Другой большой задачей, впоследствии высмеянной греками, но опять-таки в высшей степени практической, был известный «лодочный мост». Это был на самом деле не один мост, а два; оба через пролив Геллеспонт, для перехода армии. Согласно Геродоту, 674 корабля использовались для поддержки мостов. «Для одного моста в сторону Понта взяли 360 кораблей, для другого в сторону Геллеспонта 314 кораблей. Первые поставили поперек течения Понта, а последние – по течению Геллеспонта, чтобы держать канаты натянутыми. Затем бросили огромные якоря на одном мосту на стороне Понта – против ветров, дующих с Понта, а на другом мосту на стороне Эгейского моря – против западных и южных ветров. Между укрепленными на якорях кораблями оставили промежуток для прохода мелких судов из Понта и в Понт».
Нет особых оснований сомневаться, что, помимо греческих инженеров из Малой Азии, архитекторами этого удивительного моста были финикийцы. Даже в этот период, когда греки уже утвердились в море, люди из Тира и Сидона обладали более продвинутыми знаниями о морском строительстве, работах с веревками и канатами, чем любой другой народ Средиземноморья. Говоря о строительстве канала через Афонский перешеек, Геродот утверждает, что рабочие допустили ошибку, сделав вершину канала такой же ширины, как его дно. В результате боковые стороны осыпались. Единственным народом, который не совершил такой ошибки, были финикийцы, сделавшие верх канала вдвое шире, чем дно. По словам Геродота, финикийцы в этом, как и во всех других практических вопросах, доказали свое мастерство. Если, в конце концов, вторжение в Грецию оказалось неудачным, в этом не было вины их древних противников.

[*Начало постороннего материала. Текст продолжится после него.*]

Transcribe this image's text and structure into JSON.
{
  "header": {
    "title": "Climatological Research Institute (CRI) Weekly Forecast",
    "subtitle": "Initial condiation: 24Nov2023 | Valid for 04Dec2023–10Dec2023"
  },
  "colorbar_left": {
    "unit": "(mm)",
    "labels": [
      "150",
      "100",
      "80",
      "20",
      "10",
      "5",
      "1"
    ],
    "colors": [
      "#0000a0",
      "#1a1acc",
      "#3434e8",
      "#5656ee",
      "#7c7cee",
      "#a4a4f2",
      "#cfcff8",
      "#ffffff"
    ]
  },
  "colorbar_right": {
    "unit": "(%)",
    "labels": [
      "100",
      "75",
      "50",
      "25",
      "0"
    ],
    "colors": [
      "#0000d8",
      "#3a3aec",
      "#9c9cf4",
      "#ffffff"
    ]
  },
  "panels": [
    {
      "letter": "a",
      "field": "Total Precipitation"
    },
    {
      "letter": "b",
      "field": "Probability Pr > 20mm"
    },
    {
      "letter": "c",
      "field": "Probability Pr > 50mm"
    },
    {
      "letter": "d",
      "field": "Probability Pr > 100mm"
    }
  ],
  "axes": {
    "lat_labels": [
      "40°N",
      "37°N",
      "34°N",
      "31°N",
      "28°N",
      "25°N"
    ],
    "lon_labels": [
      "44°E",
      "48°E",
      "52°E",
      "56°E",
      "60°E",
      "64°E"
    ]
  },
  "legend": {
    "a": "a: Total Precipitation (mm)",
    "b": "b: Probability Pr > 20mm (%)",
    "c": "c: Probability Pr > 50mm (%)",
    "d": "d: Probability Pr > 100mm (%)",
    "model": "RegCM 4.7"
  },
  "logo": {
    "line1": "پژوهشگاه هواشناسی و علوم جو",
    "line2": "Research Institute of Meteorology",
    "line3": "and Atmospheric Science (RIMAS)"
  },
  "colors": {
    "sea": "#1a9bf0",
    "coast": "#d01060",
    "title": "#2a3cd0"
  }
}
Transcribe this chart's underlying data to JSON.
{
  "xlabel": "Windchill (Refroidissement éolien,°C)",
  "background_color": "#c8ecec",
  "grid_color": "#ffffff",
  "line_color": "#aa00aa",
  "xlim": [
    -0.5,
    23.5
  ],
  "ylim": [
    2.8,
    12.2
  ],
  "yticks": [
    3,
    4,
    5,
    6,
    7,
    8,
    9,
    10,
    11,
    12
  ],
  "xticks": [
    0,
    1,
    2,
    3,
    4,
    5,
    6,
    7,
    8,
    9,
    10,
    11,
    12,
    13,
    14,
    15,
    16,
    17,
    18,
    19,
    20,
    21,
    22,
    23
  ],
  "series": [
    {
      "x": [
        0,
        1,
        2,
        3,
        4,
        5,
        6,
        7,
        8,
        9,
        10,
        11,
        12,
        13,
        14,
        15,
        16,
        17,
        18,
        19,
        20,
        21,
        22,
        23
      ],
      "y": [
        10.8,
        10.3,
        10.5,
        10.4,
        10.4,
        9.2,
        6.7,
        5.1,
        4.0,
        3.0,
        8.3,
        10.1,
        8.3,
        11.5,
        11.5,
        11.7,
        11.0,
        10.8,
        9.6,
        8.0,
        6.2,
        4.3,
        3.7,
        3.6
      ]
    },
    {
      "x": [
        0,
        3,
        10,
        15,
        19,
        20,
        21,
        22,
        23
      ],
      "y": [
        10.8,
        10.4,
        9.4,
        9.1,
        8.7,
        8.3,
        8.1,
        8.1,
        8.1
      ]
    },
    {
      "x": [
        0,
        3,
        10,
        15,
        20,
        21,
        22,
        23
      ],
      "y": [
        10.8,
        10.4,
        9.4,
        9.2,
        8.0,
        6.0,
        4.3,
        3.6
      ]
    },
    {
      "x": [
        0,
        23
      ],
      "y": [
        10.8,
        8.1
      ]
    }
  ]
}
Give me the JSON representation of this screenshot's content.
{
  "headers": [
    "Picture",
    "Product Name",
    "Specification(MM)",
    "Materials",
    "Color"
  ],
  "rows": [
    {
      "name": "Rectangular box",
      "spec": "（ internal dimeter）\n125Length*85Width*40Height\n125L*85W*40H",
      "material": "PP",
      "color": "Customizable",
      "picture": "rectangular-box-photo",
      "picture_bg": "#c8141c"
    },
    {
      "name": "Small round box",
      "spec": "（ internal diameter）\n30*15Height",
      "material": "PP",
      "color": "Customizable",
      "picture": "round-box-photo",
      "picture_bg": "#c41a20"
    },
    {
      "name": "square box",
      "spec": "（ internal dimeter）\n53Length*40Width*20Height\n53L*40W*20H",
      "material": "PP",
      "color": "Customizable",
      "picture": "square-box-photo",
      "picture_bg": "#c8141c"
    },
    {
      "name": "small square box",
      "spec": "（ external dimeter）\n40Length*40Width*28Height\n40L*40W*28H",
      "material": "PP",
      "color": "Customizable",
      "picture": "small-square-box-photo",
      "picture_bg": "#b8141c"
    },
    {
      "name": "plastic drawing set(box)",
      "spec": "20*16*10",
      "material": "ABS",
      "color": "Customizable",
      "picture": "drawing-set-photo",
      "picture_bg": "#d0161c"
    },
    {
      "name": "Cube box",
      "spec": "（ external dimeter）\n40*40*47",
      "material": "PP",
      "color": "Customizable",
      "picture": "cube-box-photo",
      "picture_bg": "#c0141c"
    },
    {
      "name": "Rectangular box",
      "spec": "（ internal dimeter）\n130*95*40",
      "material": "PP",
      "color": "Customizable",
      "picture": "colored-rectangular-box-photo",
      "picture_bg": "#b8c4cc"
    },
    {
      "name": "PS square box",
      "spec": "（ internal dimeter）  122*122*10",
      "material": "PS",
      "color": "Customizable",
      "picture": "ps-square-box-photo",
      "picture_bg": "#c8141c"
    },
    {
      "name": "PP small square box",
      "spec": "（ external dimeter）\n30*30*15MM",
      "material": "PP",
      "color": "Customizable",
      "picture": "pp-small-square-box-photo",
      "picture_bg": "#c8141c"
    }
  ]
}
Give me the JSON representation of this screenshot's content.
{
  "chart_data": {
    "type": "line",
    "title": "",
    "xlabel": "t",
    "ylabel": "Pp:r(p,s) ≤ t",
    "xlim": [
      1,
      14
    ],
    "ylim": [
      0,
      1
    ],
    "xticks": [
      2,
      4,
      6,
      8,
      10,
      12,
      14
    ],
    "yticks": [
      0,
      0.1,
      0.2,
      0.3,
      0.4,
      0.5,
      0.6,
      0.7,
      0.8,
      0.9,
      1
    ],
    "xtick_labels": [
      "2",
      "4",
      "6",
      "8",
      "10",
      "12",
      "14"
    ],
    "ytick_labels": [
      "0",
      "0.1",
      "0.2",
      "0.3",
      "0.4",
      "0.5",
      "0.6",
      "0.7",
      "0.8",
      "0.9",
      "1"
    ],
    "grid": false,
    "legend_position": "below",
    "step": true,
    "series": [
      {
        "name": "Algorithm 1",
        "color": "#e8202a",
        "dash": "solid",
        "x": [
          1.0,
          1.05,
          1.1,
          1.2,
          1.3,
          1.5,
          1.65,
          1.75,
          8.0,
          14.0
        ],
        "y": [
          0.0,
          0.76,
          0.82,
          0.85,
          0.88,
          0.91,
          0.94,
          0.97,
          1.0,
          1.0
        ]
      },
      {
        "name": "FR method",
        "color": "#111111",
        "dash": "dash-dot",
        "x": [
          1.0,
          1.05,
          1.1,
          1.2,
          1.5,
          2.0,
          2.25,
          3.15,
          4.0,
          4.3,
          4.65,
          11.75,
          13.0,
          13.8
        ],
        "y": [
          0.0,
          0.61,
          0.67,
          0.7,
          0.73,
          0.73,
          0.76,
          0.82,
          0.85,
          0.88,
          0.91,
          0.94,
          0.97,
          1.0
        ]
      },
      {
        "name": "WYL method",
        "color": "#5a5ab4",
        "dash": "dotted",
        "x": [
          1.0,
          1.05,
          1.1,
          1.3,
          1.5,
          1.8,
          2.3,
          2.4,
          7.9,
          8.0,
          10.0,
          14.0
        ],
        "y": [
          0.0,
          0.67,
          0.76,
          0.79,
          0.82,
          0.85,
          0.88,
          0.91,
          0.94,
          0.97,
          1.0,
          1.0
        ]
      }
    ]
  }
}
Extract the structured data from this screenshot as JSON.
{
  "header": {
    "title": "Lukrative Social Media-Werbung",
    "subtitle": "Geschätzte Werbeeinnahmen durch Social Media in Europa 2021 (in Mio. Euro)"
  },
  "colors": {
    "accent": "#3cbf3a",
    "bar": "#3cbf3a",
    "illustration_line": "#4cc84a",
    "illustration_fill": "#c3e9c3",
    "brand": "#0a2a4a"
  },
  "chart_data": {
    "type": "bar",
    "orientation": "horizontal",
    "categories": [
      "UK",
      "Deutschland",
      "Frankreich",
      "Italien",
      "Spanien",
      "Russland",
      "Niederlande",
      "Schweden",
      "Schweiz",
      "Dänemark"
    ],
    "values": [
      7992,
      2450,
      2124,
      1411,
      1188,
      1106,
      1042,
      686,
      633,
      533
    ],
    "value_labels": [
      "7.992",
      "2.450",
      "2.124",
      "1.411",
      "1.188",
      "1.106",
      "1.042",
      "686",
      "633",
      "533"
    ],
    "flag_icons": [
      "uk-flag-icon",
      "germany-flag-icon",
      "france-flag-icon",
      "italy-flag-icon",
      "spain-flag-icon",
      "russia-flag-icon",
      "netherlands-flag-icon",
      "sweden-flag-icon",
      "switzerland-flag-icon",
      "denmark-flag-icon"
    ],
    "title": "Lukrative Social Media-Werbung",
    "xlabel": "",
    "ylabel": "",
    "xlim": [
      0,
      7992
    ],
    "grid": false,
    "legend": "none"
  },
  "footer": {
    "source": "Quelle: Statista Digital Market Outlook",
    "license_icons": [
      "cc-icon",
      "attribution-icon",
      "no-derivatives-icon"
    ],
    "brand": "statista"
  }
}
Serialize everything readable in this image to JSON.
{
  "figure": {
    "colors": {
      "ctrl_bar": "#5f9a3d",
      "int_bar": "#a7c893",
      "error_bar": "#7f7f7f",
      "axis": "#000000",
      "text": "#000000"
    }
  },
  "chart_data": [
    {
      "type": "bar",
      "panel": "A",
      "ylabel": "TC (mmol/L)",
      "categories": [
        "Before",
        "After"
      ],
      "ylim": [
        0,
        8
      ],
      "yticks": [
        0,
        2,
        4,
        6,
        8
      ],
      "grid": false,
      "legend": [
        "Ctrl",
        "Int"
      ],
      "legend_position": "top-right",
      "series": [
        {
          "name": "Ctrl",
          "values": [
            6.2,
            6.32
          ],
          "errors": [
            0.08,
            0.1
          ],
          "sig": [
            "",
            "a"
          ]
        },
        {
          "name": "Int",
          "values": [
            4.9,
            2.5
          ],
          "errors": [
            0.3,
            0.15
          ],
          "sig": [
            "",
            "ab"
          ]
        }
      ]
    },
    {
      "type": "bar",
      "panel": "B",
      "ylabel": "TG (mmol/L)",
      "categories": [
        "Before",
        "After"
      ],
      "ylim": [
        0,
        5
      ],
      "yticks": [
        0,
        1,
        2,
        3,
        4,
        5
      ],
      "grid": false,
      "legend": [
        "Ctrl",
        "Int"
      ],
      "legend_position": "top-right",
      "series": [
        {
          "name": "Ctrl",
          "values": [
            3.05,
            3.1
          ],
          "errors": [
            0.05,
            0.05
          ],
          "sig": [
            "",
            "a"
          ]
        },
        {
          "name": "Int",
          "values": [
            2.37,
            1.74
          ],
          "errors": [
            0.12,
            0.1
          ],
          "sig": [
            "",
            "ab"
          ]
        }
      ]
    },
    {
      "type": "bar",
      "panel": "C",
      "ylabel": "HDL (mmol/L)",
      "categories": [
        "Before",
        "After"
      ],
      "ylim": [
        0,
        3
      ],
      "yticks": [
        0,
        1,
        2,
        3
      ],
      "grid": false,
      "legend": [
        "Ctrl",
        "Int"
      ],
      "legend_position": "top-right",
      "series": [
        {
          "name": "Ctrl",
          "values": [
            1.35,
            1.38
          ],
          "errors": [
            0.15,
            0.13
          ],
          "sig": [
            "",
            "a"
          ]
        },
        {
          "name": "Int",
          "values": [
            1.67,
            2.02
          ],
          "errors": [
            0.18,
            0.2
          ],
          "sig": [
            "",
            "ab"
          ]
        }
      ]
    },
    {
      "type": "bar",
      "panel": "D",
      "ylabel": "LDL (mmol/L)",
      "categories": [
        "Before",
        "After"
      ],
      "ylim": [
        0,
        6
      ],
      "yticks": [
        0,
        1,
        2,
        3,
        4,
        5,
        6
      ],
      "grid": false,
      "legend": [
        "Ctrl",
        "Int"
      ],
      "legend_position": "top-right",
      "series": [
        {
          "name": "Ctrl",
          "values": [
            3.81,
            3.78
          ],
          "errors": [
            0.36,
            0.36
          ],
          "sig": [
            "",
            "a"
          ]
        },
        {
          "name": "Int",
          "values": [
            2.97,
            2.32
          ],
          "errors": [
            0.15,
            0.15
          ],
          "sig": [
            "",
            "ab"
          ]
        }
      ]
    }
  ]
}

К 481 году до н. э. не осталось ни одной, даже самой отдаленной греческой деревни на материке или на Пелопоннесе, где не слышали бы о ведущихся приготовлениях. Строительство флота, сбор армии, рытье канала, сооружение удивительного моста через Геллеспонт – все Восточное Средиземноморье пребывало в возбуждении. Крупнейшая из империй, когда-либо известных человечеству, стремилась к одной цели – покорению и подчинению Греции.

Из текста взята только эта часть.